第4話

「何、なめくじ⁉︎」


 家主の娘は改めてなめくじくんを見ると、なめくじくんは頭を傾げた。


「ぎゃーー!!」


 家主の娘は後ずさるが、腰が抜けて逃げることができないようである。


 しかし、暫くしてもなめくじくんが近づいて来ない様子だったので、家主の娘は少し冷静になった。

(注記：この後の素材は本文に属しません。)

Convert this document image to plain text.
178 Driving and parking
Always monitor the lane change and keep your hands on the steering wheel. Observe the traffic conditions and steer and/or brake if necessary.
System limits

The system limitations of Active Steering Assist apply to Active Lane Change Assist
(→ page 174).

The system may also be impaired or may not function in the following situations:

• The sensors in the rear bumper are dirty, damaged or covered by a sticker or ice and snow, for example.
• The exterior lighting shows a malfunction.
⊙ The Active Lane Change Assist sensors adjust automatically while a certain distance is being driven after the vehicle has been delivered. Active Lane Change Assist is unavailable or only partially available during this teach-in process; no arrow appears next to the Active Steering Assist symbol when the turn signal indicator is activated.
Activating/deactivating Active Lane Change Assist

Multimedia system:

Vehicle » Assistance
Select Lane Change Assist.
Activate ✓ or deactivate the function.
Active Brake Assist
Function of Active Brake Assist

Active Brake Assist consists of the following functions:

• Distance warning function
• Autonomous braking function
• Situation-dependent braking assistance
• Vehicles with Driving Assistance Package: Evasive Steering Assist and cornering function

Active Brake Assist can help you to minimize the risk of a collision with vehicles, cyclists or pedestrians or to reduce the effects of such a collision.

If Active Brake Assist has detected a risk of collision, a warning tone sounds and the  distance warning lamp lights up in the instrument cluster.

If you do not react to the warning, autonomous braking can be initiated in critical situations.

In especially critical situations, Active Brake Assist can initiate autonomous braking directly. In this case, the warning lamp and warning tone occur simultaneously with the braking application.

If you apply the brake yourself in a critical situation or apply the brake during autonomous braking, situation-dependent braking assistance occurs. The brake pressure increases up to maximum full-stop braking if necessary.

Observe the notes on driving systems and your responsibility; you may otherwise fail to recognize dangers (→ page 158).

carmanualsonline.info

「なんでなめくじがここに……。うちに迷い込むなら小動物がいいな」


 家主の娘はなめくじくんをじっと見つめる。


「“ちび”だったら、お母さんは喜んでくれたかな……」


 その時、なめくじくんはぴょんと飛び跳ねた。


「ん? “ちび”?」


 またまたなめくじくんはぴょんと飛び跳ねた。


「もしかして……!」


 家主の娘はポケットからスマホを出すと、『犬 転生』と検索した。


「“転生しても前世の記憶を失わない”……やっぱり、あなたは“ちび”の生まれ変わり——?」


 その時、どしん、どしんと足音が聞こえたので、慌ててなめくじくんを背中に隠した。


「夜中に大声出してどうしたんだ? 近所迷惑になるから少し控えなさい」

「お父さん。いやあ、私の勘違いだったみたい。ごめんなさい」

「……なにか悩み事があるなら、相談に乗るぞ」

「違う違う、お化けを見たと思ったら、お米だったんだ」

「(お化けがお米……?)そうか、おやすみ」

「おやすみなさい」


 その後、家主の娘は必死に探したが、朝になってもなめくじくんを見つけることが出来なかった。